To verify the SHA256 hash you will have to create the SHA256 hash of the original file again.
Then compare the original SHA256 value that the source has generated and SHA256 that you generate.
import hashlib
file_name = 'filename.jpg'
original_sha256 = 'e57e2454280342b30a5d32e814acdefb7f454120203e5ae1c9ae69980ef6253d'
with open(file_name) as f:
data = f.read()
sha256_returned = hashlib.sha256(data).hexdigest()
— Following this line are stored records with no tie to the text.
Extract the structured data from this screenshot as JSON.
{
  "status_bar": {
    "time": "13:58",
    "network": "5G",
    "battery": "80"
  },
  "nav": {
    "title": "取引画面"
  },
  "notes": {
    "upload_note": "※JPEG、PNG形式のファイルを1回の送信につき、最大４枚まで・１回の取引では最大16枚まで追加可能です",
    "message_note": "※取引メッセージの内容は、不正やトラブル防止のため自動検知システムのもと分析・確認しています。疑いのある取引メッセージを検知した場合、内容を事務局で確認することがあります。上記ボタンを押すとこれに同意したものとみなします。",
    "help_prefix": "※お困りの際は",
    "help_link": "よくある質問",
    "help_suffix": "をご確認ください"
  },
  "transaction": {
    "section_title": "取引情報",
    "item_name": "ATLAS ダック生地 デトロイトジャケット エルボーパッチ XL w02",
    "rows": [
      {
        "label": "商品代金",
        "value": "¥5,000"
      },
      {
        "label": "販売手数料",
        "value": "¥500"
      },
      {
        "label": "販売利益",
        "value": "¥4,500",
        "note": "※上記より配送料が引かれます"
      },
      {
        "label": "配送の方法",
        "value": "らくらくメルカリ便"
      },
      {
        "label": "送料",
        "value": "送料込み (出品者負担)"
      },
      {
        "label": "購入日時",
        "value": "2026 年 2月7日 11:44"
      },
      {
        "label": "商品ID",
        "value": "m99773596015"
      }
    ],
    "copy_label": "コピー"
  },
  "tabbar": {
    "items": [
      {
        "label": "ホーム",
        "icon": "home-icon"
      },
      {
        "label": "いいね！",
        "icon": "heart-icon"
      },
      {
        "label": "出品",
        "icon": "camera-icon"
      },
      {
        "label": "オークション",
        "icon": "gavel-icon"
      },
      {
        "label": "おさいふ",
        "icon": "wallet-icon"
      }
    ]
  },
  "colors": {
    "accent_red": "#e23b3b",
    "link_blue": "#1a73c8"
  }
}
if original_sha256 == sha256_returned:
print "SHA256 verified."
else:
print "SHA256 verification failed."
A more complex hash can be created in SHA 2 family using the SHA-512 algorithm in python for a file.
The process of SHA256 creation and verification is easy as we discussed above. Happy Coding!
I’m glad that you found the content useful. And there you have it! We’ve successfully traversed the path of creating a SHA256 hash of a file using Python. It’s an essential skill to possess in today’s digital landscape, where data security is paramount. With this newfound knowledge, you can confidently verify the integrity and authenticity of files, ensuring that your data remains unaltered and trustworthy. So go ahead, implement this technique in your Python projects, and take your data handling to the next level. Happy hashing, Happy Coding.